O presente recurso (fls. 90/91 dos autos) vem interposto nos seguintes termos:
«(…) Para apreciação da inconstitucionalidade interpretativa das normas contidas
nos artigo 180.°, n.° 1, do Código Penal, e nos artigo 308°, e 437.°, n.°s 1 a
3, do Código de Processo Penal, na interpretação dada no douto acórdão recorrido
com adesão, com transcrição parcial, à decisão que se julgava na oposição de
julgados de que inexiste o necessário dolo específico nas atitudes, palavras e
juízos de valor do senhor advogado arguido nos autos do aresto recorrido porque
a conduta por si desenvolvida tem que se integrar na previsão do art.° 154.°, n°
3, do Código de Processo Civil, por ali se prever o uso de expressões e
imputações indispensáveis à defesa da causa, matéria diversa da plasmada no caso
julgado pelo acórdão fundamento, onde foi julgado esse dolo estar
consubstanciado.
Uma tal interpretação dessas normas legais viola capitalmente os imperativos dos
artigos 13°, artigo 20º, n.°s 1, 4 e 5 do artigo 26.°, n.° artigo 202.°, n.° 2,
e artigo 203.°, e artigo 204.°, todos da Constituição da República Portuguesa.
Esta questão de inconstitucionalidade interpretativa foi suscitada expressa e
cautelarmente nas conclusões 9ª a 11ª do recurso submetido ao Supremo Tribunal
de Justiça, a quo, no que concerne às duas primeiras normas, sendo que no que
respeito diz à terceira delas surge ela de um modo tão inusitado e imprevisto
que cabe dele recurso exactamente por isso, como tem sido reconhecido em alguma
da jurisprudência deste Tribunal Constitucional.
Sendo a interpretação considerada correcta pelo recorrente a constante no
sobredito recurso, designadamente a conclusões 1ª a 8ª e 12ª, e que se resume a
que o conteúdo dos ditos expressos pelos dois advogados arguidos em cada um dos
acórdãos ali em confronto, sendo semelhantes na sua excessiva rudeza e absoluta
inutilidade para a boa e eficaz defesa dos interesses que lhes haviam sido
confiados no exercício do seu múnus profissional, e divergindo tão só no rigor
das expressões utilizadas, que não dos excessos, e dos destinatários, um cidadão
comum num caso e magistrado judicial no outro, contêm ambos em si mesmos todos
os elementos objectivos e subjectivos do tipo de crime de difamação, pelo que
têm que se ter por apreciarem de modo distinto a norma substantiva e, no caso
recorrido a adjectiva também, não pronunciando sequer o arguido quando as
expressões por ele usadas são francamente mais graves e insidiosas que
aqueloutras constantes no acórdão fundamento, pelo que carecem de uniformização
jurisprudencial, no sentido apontado pelo acórdão fundamento, segundo a mais sã
aplicação da justiça, na defesa dos direitos de personalidade do ofendido,
cumprindo o dever de formular um juízo de igualdade de cidadania, tutela que
incumbe aos tribunais de modo livre, mas sujeito à lei e à constituição, segundo
a necessária submissão às convenções internacionais ratificadas pelo Estado
Português.»
2. No presente recurso de fiscalização concreta de
constitucionalidade, interposto ao abrigo da alínea b) do n.º 1 do artigo 70.º
da LTC, o pedido de apreciação de inconstitucionalidade recai sobre o artigo
180.º, n.º 1, do Código Penal e sobre os artigos 308.º e 437.º, n.ºs 1 e 3, do
Código de Processo Penal.
No que diz respeito a esta última disposição, resulta evidente que o recorrente
não suscita qualquer questão de constitucionalidade normativa, já que em momento
algum imputa qualquer vício de inconstitucionalidade ao fundamento normativo de
interposição do recurso extraordinário de fixação de jurisprudência.

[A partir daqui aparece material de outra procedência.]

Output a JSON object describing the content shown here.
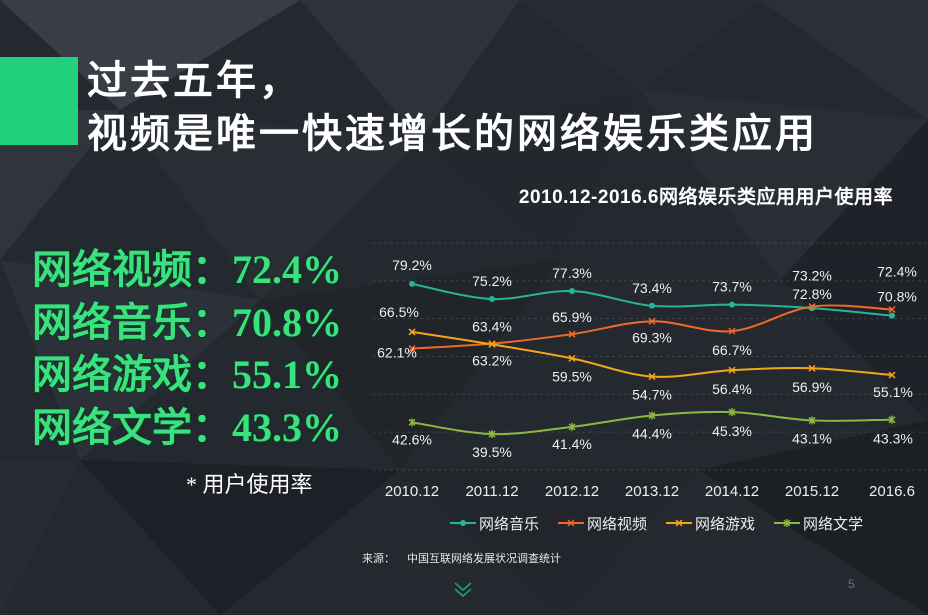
{
  "slide": {
    "accent_color": "#1fd17d",
    "title_line1": "过去五年，",
    "title_line2": "视频是唯一快速增长的网络娱乐类应用",
    "stats_color": "#3ae27f",
    "stats": [
      {
        "label": "网络视频：",
        "value": "72.4%"
      },
      {
        "label": "网络音乐：",
        "value": "70.8%"
      },
      {
        "label": "网络游戏：",
        "value": "55.1%"
      },
      {
        "label": "网络文学：",
        "value": "43.3%"
      }
    ],
    "footnote": "* 用户使用率",
    "source_label": "来源：",
    "source_text": "中国互联网络发展状况调查统计",
    "page_number": "5",
    "nav_icon": "chevron-down-icon"
  },
  "chart_data": {
    "type": "line",
    "title": "2010.12-2016.6网络娱乐类应用用户使用率",
    "categories": [
      "2010.12",
      "2011.12",
      "2012.12",
      "2013.12",
      "2014.12",
      "2015.12",
      "2016.6"
    ],
    "unit": "%",
    "ylim": [
      30,
      90
    ],
    "grid": true,
    "smooth": true,
    "legend": "bottom",
    "series": [
      {
        "name": "网络音乐",
        "color": "#26b598",
        "marker": "circle",
        "values": [
          79.2,
          75.2,
          77.3,
          73.4,
          73.7,
          72.8,
          70.8
        ]
      },
      {
        "name": "网络视频",
        "color": "#ee6b26",
        "marker": "x",
        "values": [
          62.1,
          63.4,
          65.9,
          69.3,
          66.7,
          73.2,
          72.4
        ]
      },
      {
        "name": "网络游戏",
        "color": "#f2a71b",
        "marker": "x",
        "values": [
          66.5,
          63.2,
          59.5,
          54.7,
          56.4,
          56.9,
          55.1
        ]
      },
      {
        "name": "网络文学",
        "color": "#8cb83e",
        "marker": "star",
        "values": [
          42.6,
          39.5,
          41.4,
          44.4,
          45.3,
          43.1,
          43.3
        ]
      }
    ]
  }
}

Antes
pretende submeter à apreciação do Tribunal a decisão recorrida em si mesma
considerada, questionando a aplicação da norma que foi feita no caso concreto.
Resulta claramente da leitura da fundamentação do acórdão recorrido que neste se
apreciou, perante as especificidades do caso concreto, a (in)verificação dos
requisitos do recurso para fixação de jurisprudência, previsto no artigo 437.º
do Código de Processo Penal, não se tendo enunciado qualquer critério geral e
abstracto, indiferente aos circunstancialismos da realidade em análise.
Ora, como este Tribunal tem reiteradamente salientado, não é o acto judicativo
de concreta aplicação do direito, enquanto tal, que pode ser fiscalizado no
recurso de constitucionalidade. A apreciação de conformidade constitucional
incide sempre sobre um determinado critério normativo aplicado na decisão
recorrida.
Não tendo sido suscitada qualquer questão de (in)constitucionalidade reportada a
uma norma ou dimensão normativa, não se encontram, reunidos, quanto ao artigo
437.º, n.ºs 1 a 3, por essa razão, os pressupostos necessários ao conhecimento
do recurso.
Quanto ao artigo 180.º, n.º1, do Código Penal, estaria alegadamente em causa uma
interpretação normativa deste preceito segundo a qual a existência de um dolo
específico constituiria pressuposto da imputação do crime contra a honra,
interpretação que teria levado à prolação de um despacho de não pronúncia, ao
abrigo do disposto no artigo 308.º do Código de Processo Penal.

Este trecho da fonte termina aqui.